Tuesday, June 12, 2012

What is Good Fiction?

Although I know the question I posed is impossible to answer in a single word or sentence, since it would take a full-length book to address some of its implications--and even that would likely end up being largely subjective--I am, having just read the latest novel by Julian Barnes, tempted to respond with one word: intelligent.

The Sense of an Ending, which at 163 pages can be completed in one sitting, is an amazing achievement. The few main characters come alive with sprightly dialogue, an equally lively narrator-protagonist, and deft description.

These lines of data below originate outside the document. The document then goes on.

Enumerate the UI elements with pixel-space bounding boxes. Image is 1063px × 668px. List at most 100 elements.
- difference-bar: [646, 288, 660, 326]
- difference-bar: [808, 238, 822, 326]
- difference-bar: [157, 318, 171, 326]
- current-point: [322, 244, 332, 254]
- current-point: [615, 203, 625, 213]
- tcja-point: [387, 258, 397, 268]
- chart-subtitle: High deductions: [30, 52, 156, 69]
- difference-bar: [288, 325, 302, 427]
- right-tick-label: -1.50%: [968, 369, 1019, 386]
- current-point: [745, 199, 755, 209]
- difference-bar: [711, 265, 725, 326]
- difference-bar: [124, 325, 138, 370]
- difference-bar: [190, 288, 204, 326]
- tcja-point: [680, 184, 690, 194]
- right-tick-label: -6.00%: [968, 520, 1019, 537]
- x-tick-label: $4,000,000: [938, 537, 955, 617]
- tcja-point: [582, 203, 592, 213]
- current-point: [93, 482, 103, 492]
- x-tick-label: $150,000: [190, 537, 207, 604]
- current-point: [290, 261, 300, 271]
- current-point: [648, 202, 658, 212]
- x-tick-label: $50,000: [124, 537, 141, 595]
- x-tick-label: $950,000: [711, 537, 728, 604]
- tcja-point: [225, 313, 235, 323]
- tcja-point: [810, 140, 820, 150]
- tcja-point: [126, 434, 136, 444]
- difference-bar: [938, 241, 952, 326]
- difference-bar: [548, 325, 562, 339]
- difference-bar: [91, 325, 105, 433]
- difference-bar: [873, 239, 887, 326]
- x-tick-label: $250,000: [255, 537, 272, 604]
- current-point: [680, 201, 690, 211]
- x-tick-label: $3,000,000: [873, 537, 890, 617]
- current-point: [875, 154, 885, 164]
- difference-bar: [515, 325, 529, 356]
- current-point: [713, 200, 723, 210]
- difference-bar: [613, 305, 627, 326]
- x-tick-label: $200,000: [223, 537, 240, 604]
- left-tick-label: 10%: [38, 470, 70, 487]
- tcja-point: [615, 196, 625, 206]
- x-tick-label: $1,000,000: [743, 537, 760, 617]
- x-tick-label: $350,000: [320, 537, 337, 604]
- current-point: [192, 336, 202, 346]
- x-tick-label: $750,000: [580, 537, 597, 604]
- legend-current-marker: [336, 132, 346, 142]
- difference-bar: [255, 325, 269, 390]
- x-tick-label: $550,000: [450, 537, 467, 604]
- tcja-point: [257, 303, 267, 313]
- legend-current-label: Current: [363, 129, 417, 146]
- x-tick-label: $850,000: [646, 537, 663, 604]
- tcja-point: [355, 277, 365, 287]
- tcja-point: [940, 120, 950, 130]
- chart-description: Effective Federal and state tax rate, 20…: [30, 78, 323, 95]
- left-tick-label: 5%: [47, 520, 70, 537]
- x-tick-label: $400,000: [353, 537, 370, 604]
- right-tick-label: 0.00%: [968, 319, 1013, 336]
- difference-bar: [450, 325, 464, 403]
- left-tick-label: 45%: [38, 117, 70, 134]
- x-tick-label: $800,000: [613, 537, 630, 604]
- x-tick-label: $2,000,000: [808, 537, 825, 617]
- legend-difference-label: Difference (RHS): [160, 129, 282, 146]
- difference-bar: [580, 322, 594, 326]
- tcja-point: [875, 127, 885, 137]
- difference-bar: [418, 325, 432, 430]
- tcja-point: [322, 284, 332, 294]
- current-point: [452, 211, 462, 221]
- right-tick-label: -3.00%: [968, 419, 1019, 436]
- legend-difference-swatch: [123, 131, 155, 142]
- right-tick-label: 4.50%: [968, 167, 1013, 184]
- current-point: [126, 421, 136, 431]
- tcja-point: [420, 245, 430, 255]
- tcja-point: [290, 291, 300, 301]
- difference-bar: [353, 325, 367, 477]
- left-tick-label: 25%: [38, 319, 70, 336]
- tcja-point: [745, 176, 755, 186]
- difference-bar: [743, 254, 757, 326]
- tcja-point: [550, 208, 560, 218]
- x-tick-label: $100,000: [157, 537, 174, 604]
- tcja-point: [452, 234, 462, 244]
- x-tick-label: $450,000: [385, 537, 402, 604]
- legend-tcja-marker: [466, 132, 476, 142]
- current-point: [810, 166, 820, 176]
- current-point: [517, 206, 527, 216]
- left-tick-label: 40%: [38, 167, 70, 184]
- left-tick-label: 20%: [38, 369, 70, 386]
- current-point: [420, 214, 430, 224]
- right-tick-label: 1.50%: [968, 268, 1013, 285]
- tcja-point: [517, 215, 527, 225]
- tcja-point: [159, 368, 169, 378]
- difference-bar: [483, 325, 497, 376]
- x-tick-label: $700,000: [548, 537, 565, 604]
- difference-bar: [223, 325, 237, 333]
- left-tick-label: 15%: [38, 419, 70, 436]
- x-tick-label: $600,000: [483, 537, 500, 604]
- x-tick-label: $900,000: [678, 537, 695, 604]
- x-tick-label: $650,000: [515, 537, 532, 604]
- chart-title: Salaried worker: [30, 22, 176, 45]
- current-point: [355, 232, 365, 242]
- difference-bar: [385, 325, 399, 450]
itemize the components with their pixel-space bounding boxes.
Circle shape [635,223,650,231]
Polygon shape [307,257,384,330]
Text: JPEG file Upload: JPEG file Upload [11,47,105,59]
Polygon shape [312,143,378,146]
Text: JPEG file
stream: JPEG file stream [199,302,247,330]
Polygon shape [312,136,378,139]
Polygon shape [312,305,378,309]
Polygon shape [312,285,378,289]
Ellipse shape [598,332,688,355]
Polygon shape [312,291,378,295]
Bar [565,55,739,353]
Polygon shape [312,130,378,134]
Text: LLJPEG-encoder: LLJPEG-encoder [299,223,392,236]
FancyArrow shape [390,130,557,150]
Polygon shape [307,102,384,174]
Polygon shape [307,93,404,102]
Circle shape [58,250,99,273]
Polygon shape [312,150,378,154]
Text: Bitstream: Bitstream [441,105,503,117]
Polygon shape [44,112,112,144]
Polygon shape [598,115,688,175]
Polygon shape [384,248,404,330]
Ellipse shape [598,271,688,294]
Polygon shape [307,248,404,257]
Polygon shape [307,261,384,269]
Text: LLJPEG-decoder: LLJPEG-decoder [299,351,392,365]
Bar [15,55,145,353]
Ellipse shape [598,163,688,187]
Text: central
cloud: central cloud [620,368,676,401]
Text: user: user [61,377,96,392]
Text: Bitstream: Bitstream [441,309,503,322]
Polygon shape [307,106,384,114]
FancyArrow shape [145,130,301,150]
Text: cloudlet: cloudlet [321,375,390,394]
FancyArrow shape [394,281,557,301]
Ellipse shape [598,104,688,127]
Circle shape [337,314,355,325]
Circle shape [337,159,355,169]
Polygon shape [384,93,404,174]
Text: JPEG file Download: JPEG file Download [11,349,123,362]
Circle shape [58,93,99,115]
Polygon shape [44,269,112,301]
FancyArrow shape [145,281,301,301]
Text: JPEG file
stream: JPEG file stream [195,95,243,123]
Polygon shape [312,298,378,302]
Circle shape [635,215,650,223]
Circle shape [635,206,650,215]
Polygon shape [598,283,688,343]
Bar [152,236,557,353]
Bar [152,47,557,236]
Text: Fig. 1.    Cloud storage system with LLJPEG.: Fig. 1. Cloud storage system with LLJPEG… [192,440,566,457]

For example, Barnes describes the first sight of the "Fruitcake" who haunts his protagonist's life as follows: "About five foot two with rounded, muscular calves, mid-brown hair to her shoulders, blue-grey eyes behind blue-framed spectacles, and a quick yet withholding smile." That tells us a lot in one sentence.

The narrative, which is filled with reflections of regret, nostalgia, and desire, moves along quickly, with a surprise at the end, and manages to deal with some important ideas, chiefly time and memory but also love, death, suicide, sex, jealousy, and aging, among others. It is a clever book, as the Brits would say, and it is very English in many ways.

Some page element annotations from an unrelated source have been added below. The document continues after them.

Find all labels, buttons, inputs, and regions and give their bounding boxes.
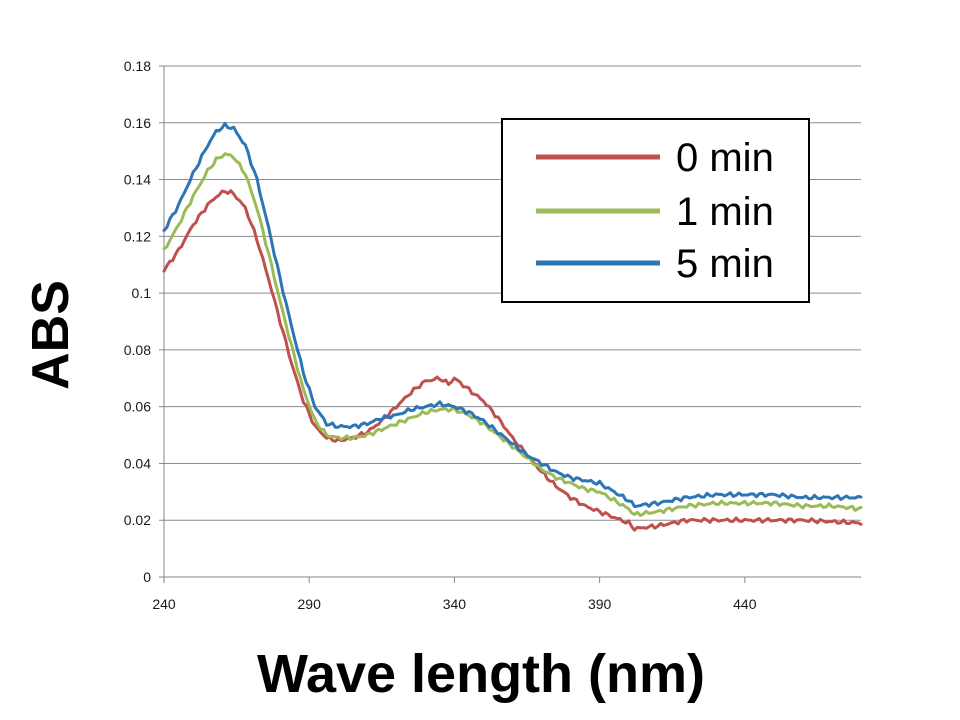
series-line-1-min — [162, 152, 863, 518]
legend-label: 1 min — [676, 190, 774, 234]
x-tick-label: 390 — [588, 596, 612, 612]
y-tick-label: 0.16 — [124, 115, 151, 131]
x-tick-label: 240 — [152, 596, 176, 612]
y-tick-label: 0.02 — [124, 512, 151, 528]
legend: 0 min 1 min 5 min — [501, 118, 810, 303]
x-tick-label: 440 — [733, 596, 757, 612]
series-line-0-min — [162, 189, 863, 532]
y-tick-label: 0.14 — [124, 172, 151, 188]
x-tick-label: 340 — [443, 596, 467, 612]
x-tick-label: 290 — [298, 596, 322, 612]
y-tick-label: 0.04 — [124, 455, 151, 471]
y-tick-label: 0.12 — [124, 228, 151, 244]
legend-label: 5 min — [676, 242, 774, 286]
y-tick-label: 0.1 — [132, 285, 152, 301]
y-tick-label: 0.06 — [124, 399, 151, 415]
series-lines — [162, 121, 863, 532]
y-tick-labels: 0 0.02 0.04 0.06 0.08 0.1 0.12 0.14 0.16 0.18 — [124, 58, 164, 585]
x-axis-title: Wave length (nm) — [257, 644, 705, 704]
x-tick-labels: 240 290 340 390 440 — [152, 577, 757, 612]
y-axis-title: ABS — [22, 280, 80, 390]
series-line-5-min — [162, 121, 863, 509]
y-tick-label: 0.08 — [124, 342, 151, 358]
y-tick-label: 0.18 — [124, 58, 151, 74]
legend-label: 0 min — [676, 136, 774, 180]
y-tick-label: 0 — [143, 569, 151, 585]
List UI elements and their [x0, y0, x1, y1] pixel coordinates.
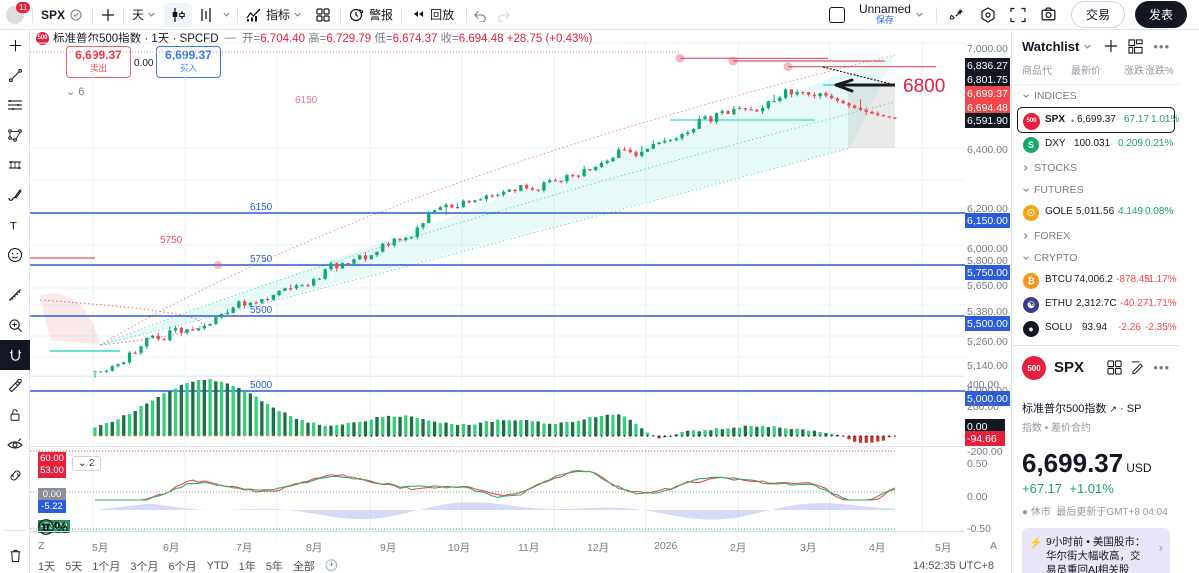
- svg-text:5000: 5000: [250, 380, 273, 391]
- svg-text:T: T: [9, 220, 16, 231]
- svg-text:5750: 5750: [160, 235, 183, 246]
- svg-text:6800: 6800: [903, 76, 945, 97]
- svg-text:6150: 6150: [295, 95, 318, 106]
- svg-text:6150: 6150: [250, 202, 273, 213]
- svg-text:5500: 5500: [250, 305, 273, 316]
- svg-text:5750: 5750: [250, 254, 273, 265]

When I pick up such a novel, I look, of course, at the opening to see if it is original or engaging enough to interest me. I look at the style, and here I find sentences that unfold with effortless ease, conveying an intelligent male narrator who makes every word, every sentence count. It is all done with what the Italians call "sprezzatura."

The tone with its questions is elegiac, reflecting on the vagaries of memory. On the first page: "What you end up remembering isn't always the same as what you have witnessed." This becomes a running theme, elegantly stated yet conversational, as if we are overhearing a man look back forty years to the friends of his youth and wonder if he ever knew them; and we the readers are flattered to be included in his ruminations, which are by turns witty, bawdy, colorful, and always analytical as we think, too, about the slippery nature of time.

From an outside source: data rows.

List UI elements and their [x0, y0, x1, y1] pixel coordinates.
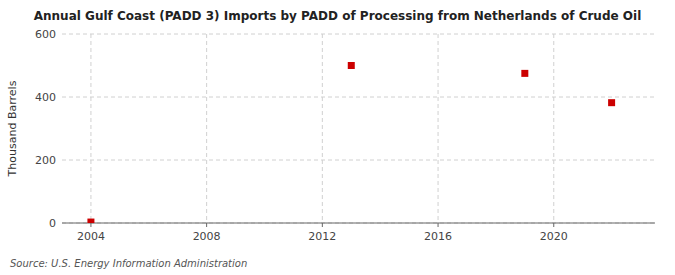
- tick-label: 200: [35, 154, 56, 167]
- grid-line: [62, 160, 655, 161]
- tick-mark: [438, 223, 439, 227]
- grid-line: [322, 34, 323, 223]
- point[interactable]: [348, 62, 355, 69]
- grid-line: [62, 223, 655, 224]
- point[interactable]: [608, 99, 615, 106]
- points: [87, 62, 615, 223]
- tick-label: 600: [35, 28, 56, 41]
- tick-mark: [553, 223, 554, 227]
- tick-mark: [206, 223, 207, 227]
- tick-mark: [90, 223, 91, 227]
- tick-label: 2012: [308, 230, 336, 243]
- grid: [62, 34, 655, 223]
- tick-label: 2020: [540, 230, 568, 243]
- grid-line: [90, 34, 91, 223]
- point[interactable]: [87, 219, 94, 223]
- tick-label: 400: [35, 91, 56, 104]
- grid-line: [206, 34, 207, 223]
- tick-label: 2016: [424, 230, 452, 243]
- tick-label: 2008: [193, 230, 221, 243]
- grid-line: [62, 97, 655, 98]
- annotation: Source: U.S. Energy Information Administ…: [10, 258, 247, 269]
- grid-line: [438, 34, 439, 223]
- grid-line: [62, 34, 655, 35]
- axis-label: Thousand Barrels: [6, 80, 19, 177]
- point[interactable]: [521, 70, 528, 77]
- tick-label: 0: [49, 217, 56, 230]
- x-axis: [62, 223, 655, 224]
- tick-mark: [322, 223, 323, 227]
- title: Annual Gulf Coast (PADD 3) Imports by PA…: [34, 9, 642, 23]
- grid-line: [553, 34, 554, 223]
- tick-label: 2004: [77, 230, 105, 243]
- chart: Annual Gulf Coast (PADD 3) Imports by PA…: [0, 0, 675, 275]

Tony, the novel's narrator, asks, "If we can't understand time, can't grasp its mysteries and pace and progress, what chance do we have with history--even our own small, personal, largely undocumented piece of it?"

It is rare to find a novel of ideas that has real feeling conveyed so concisely, but then this is Barnes' 14th novel and 17th book: he knows what he is doing. His style is enjoyable, varied, a model for writers, yet we hardly notice it as we move swiftly to the conclusion of the book, where we find no easy answers to the many questions the narrator has raised. "Time grounds us, then confounds us," we are told.

I can easily imagine a film (for viewers of a certain age) based on this novel starring Bill Nighy, with his clipped, detached, bemused manner, and directed by Steven Poliakoff, who has done a lot of films involving time and memory. He would enjoy the question posed so well here: How far can we go re-imagining our younger selves?